I wonder how they will prevent hallucinations with this method?
Overall it’s interesting how the car can function at a basic level (though obviously nowhere near good enough in this demo and probably not for a few years yet - if ever (remember prior rewrites)!).
I assume there is typical Elon nonsense here and it is not actually end to end - can someone listen to the video again and say whether Ashok actually confirmed it is true end to end or does he have a plausible case to say he did not? I assume he cares about his credibility though perhaps not.
It’s a shame that we cannot take Elon’s statements at face value. Tragedy really - the value of credibility becomes clear in these situations.
But anyway, I am sure it is partially true, but I am doubtful that there aren’t any elements that require substantial coding of rules.
Maybe they will be able to get to the first 9 on Chuck’s turn? Then the March of 9’s can begin (finally)!
Anyway, looking forward to it. Should be a multi-year journey to something that is a good L2 aid (possibly in a different form than shown here), slightly better than our current one. Very exciting.

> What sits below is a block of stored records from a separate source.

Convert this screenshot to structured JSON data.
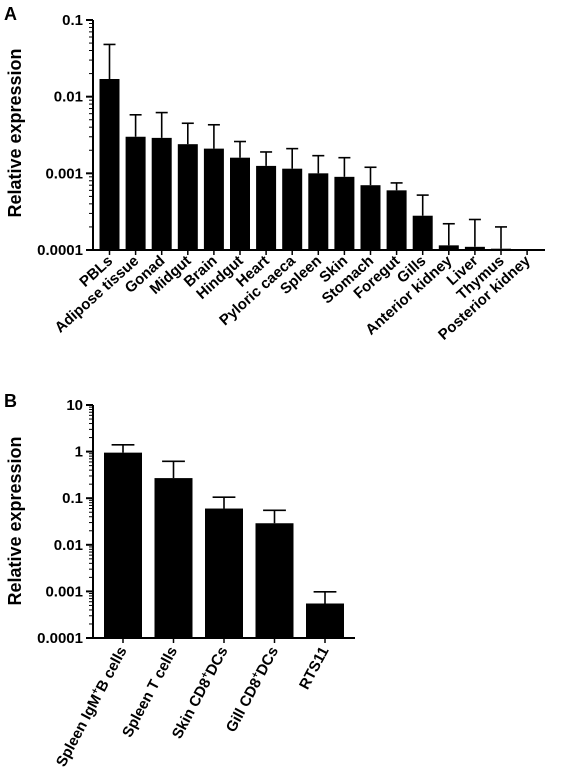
{
  "chart_data": [
    {
      "panel": "A",
      "type": "bar",
      "ylabel": "Relative expression",
      "yscale": "log",
      "ylim": [
        0.0001,
        0.1
      ],
      "ytick_labels": [
        "0.0001",
        "0.001",
        "0.01",
        "0.1"
      ],
      "ytick_values": [
        0.0001,
        0.001,
        0.01,
        0.1
      ],
      "categories": [
        "PBLs",
        "Adipose tissue",
        "Gonad",
        "Midgut",
        "Brain",
        "Hindgut",
        "Heart",
        "Pyloric caeca",
        "Spleen",
        "Skin",
        "Stomach",
        "Foregut",
        "Gills",
        "Anterior kidney",
        "Liver",
        "Thymus",
        "Posterior kidney"
      ],
      "values": [
        0.017,
        0.003,
        0.0029,
        0.0024,
        0.0021,
        0.0016,
        0.00125,
        0.00115,
        0.001,
        0.0009,
        0.0007,
        0.0006,
        0.00028,
        0.000115,
        0.00011,
        0.000104,
        0.0001
      ],
      "error_upper": [
        0.048,
        0.0058,
        0.0062,
        0.0045,
        0.0043,
        0.0026,
        0.0019,
        0.0021,
        0.0017,
        0.0016,
        0.0012,
        0.00075,
        0.00052,
        0.00022,
        0.00025,
        0.0002,
        null
      ]
    },
    {
      "panel": "B",
      "type": "bar",
      "ylabel": "Relative expression",
      "yscale": "log",
      "ylim": [
        0.0001,
        10
      ],
      "ytick_labels": [
        "0.0001",
        "0.001",
        "0.01",
        "0.1",
        "1",
        "10"
      ],
      "ytick_values": [
        0.0001,
        0.001,
        0.01,
        0.1,
        1,
        10
      ],
      "categories": [
        {
          "pre": "Spleen IgM",
          "sup": "+",
          "post": "B cells"
        },
        {
          "pre": "Spleen T cells",
          "sup": "",
          "post": ""
        },
        {
          "pre": "Skin CD8",
          "sup": "+",
          "post": "DCs"
        },
        {
          "pre": "Gill CD8",
          "sup": "+",
          "post": "DCs"
        },
        {
          "pre": "RTS11",
          "sup": "",
          "post": ""
        }
      ],
      "values": [
        0.95,
        0.27,
        0.06,
        0.029,
        0.00055
      ],
      "error_upper": [
        1.4,
        0.62,
        0.105,
        0.055,
        0.00098
      ]
    }
  ]
}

Um. I've been reading casually on these hallucinations that everybody (properly) is focused upon.
First off: A great many of these seem to be the LLM in question attempting to answer a question that somebody wants a predetermined answer to. Like those lawyers in NY/NJ who wanted a Good Reason for this airline contract of carriage terms to be invalidated. The LLM, trying to meet those demands, just Made Up Stuff and, when asked about it later, Made Up More.
Or being asked some $RANDOM question and getting back a $RANDOM answer that might
look ok, but it's nonsense.
The difference here is effective feedback. That's what the Dojo is all about: Take the NN/AI with all its weights, feed into it in the Dojo a zillion scenarios with desired outcomes that are Known True; if the AI/NN misbehaves, one sees it right off, adjusts weights, and tries again. If the Bad Answer keeps on coming up like a bad penny, then Something Is Done About It.
All right. That's my argument for Pro. I'm still having qualms.
Look: When one is walking somewhere, one doesn't particularly worry about one's balance. Or taking steps. That's being done behind the scenes by NNs built into not just our brains in our skulls, but in the grey matter that lives in the spinal cord. Think: Reflexes, like the doc hitting one's tendons with that little medical hammer.
A heck of a lot that makes us go is handled by NNs without us thinking about it. And, even having said that, NNs can
learn: Even worms can be trained to navigate a simple maze.
It's our forebrains where reasoning, at least for us mammals, takes place. As an example, I strongly suspect that the reasoning process that results in people solving Calculus problems is
probably not directly NN stuff (although, the fact that one
learns Calculus and gets better at it over time argues that it may be), but is rather this froth on top of the base NN that is in operation.
And we're good enough at it so, if one is asked, "Why did you do such-and-such?" most of us can come up with a logical progression. "A car was coming up quick on the right so I didn't move that way." "I noticed a bird diving towards my head, so I ducked."
But, what with weights and all, one can't ask a NN what brought it to a particular plan of action - it just does it. Like balancing without falling over is for us.
All those 300+ lines of C++ code that Elon was referring to were attempts (possibly fairly successful attempts, or not, depending upon who one listens to) to mimic our ability to come up with
reasons that we do things while driving.
But.. I dunno about you guys, but when I'm driving down ye road, often, idly, I'll be thinking of something else. Or listening to music. Or chatting with another person in the car. Implication: I'm not, exactly,
thinking about what I'm doing.. I'm letting my built-in NN do the work. Or mostly letting a trained NN do most of the work, with the actual brain doing some little supervision on top. Think about walking on a forest trail: Yes, one is multitasking: Balancing, looking for one's next step, smelling, looking around for who-knows-what, and I have no idea how many other tasks. How much of that is conscious thought and how much isn't?
It may be that coders and Musk have hit upon a different way of looking at all this that results in a more efficient allocation of resources, faster reaction times, and multitasking, all at once. Wowsers.